How to Set Up Your Machine Learning Team for SuccessDirector of Data Science at Featurespace
“Machine learning” — one of the hottest buzzwords sweeping the C-suite — isn’t new; however, its latest iteration is an extension of a relatively recent trend wherein data- and analytics-driven organizations used machine learning as a competitive advantage.
In a 2006 article for the Harvard Business Review, Thomas Davenport wrote, “At a time when firms in many industries offer similar products and use comparable technologies, business processes are among the last remaining points of differentiation. And analytics competitors wring every last drop of value from those processes.” That was 13 years ago, and since then, machine learning has matured.
The latest trends it is driving — especially within the financial services industry — are:
- Deeper, more complex models
- Application to a broadening set of data types (such as unstructured text, images, video)
- An ever-accelerating prediction velocity, with real-time predictions becoming standard
Around the world, business leaders are under intense pressure to establish machine learning and data science teams to accelerate processes, increase performance and quickly provide value. So, how should you tackle this challenge?
Start with the Basics
Fundamental to the process is fully understanding your existing business processes, the problem you are trying to solve and what data you have to work with. This information allows you to formulate the best approach, which must then be measured against the resources available to you.
Models are fairly simple to set up; the challenging part is the real-time execution and monitoring of production.
Manage Expectations and Deliverables
Be aware that, along with adding complexity and cost, haphazardly implementing machine learning can also increase risk. For example, if you are seeking to better manage payment flows, start with batch testing.
It is much easier to catch and prevent negative consequences in testing than in a live scenario. And this illustrates only the technical risk; machine learning technology typically touches many areas of the organization, and coordination across all stakeholders can be complex, slowing the project down.

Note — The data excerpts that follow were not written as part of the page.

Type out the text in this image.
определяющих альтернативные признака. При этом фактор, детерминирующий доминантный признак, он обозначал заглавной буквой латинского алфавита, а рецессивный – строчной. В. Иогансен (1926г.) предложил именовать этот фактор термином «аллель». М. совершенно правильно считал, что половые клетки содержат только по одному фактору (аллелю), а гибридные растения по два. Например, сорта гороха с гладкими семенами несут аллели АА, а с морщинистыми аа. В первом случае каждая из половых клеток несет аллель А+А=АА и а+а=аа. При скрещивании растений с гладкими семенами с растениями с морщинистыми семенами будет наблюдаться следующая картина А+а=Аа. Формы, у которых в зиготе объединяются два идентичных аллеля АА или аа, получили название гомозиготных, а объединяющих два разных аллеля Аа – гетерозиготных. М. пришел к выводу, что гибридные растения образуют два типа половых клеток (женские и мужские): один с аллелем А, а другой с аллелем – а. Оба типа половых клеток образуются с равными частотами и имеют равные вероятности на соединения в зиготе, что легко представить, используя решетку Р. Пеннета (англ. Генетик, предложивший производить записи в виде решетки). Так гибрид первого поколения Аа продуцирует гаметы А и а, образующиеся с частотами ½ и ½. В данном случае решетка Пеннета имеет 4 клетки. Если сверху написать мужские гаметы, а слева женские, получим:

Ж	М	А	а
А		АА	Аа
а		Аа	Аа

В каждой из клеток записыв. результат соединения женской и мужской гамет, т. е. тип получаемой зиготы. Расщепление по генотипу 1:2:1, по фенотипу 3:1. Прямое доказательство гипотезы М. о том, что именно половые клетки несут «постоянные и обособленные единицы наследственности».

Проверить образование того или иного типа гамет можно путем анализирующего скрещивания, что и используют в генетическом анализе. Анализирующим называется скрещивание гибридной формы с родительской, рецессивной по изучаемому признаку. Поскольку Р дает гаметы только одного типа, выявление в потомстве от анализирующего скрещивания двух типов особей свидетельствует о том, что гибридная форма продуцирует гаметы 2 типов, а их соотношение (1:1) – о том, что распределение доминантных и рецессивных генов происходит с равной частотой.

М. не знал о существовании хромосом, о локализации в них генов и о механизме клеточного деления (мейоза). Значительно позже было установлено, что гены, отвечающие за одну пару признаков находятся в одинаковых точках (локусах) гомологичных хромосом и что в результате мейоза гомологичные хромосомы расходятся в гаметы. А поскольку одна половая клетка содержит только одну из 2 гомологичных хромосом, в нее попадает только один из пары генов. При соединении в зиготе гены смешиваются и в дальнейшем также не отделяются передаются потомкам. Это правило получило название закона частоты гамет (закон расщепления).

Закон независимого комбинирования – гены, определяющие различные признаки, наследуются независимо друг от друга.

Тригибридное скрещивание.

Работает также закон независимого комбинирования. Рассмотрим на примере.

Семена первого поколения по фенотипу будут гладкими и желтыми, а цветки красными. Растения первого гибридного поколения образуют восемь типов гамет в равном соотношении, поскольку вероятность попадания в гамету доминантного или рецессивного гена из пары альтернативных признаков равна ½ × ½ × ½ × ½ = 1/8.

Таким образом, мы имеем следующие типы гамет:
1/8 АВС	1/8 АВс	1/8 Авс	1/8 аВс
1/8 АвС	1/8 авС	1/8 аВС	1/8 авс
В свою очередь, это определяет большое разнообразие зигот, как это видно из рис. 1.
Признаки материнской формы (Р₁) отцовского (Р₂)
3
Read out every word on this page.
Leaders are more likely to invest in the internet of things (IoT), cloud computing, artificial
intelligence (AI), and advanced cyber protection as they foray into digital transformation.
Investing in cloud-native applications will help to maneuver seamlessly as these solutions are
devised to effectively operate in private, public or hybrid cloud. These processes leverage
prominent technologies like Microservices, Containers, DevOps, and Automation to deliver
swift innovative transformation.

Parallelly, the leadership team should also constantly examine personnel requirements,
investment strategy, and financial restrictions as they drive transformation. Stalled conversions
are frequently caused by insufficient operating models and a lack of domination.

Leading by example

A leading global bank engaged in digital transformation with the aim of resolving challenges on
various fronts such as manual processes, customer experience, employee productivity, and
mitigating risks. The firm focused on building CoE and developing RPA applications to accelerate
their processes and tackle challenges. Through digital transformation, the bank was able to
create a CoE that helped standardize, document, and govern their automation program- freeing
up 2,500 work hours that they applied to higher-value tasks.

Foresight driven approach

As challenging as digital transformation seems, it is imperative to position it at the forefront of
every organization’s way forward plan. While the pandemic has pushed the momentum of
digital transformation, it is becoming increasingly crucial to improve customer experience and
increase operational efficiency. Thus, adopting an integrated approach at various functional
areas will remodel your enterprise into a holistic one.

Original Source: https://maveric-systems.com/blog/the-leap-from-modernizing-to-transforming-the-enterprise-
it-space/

The lack of data and/or data quality is one of the biggest factors in data science and machine learning talent dissatisfaction.
Pick your battles carefully, and build a simple, yet reliable machine learning solution that consistently demonstrates business value. From there, it will be easier to get internal buy-in for more ambitious plans that target larger problems.
Prioritize the Infrastructure
Successful machine learning efforts depend critically on large amounts of quality data. According to The Financial Times, the lack of data and/or data quality is one of the biggest factors in data science and machine learning talent dissatisfaction.
It isn’t necessary to design an entire data lake with the fanciest distribution of Hadoop before you start. If hosting data in the cloud is an option, then the cloud infrastructure providers have easy mechanisms to host and query large amounts of data that can be held in compliance with most companies’ information security policies.
Amazon Web Services (Redshift), Google Cloud Platform (BigQuery) and Microsoft Azure (SQL Data Warehouse) all have compelling services that are great starting points for data collection and warehousing. If a cloud is not an option, there are efficient open-source tools, like ClickHouse, that can be deployed on local infrastructure for a slight increase in operational overhead costs.
Building the Team
An organization often tends to focus a great deal of attention onto the data scientists because they’re the ones building the machine learning model.
However, keep in mind that there are many other key players needed to ensure success, including:
- Domain experts: To understand the data and the business and who is part of the development team. Usually this person also has the relationships and political capital necessary to obtain consent to get data and use it for analytic purposes.
- Data architects: To know what data to get from where, what the specifications are as well as how to check and ensure data quality.
- Data engineers/developers: To ensure that you get the data reliably and consistently and will identify and remedy issues once in production.
- Data scientists: To develop the model, while understanding the business challenge and the data.
- Project managers: To coordinate the project across business functions, such as IT.
- Data analysts: To create dashboards, monitor model quality, identify any areas of model weakness and identify/fix any data issues once your model is in production.
- Model governance: To implement a robust governance structure through external validation.
If the workload you’ll be placing on your models will be relatively small, hosting your model and using a cloud prediction service (like Azure Machine Learning, Amazon SageMaker, Google Cloud’s Machine Learning Engine) is a good choice.
The software engineering is done by services such as Amazon Web Services. Conversely, if the model will be processing a large number of events (several million a day), then having machine learning engineers to implement the prediction infrastructure in-house would be more beneficial.
Maximizing Machine Learning with Real Time
The move to real-time machine learning comes with an important consideration: the impact on risk and cost. To achieve real time, software developers must set up specialized components, data engineers must connect the system to the data flow and additional data scientists will be needed for reporting and maintaining a pulse on the performance of the models in place.
Establishing these core competencies provides you with a team of cross-functional experts who will quickly produce business value, set the stage to attack larger inefficiencies more effectively down the road and deliver a competitive advantage for the entire organization.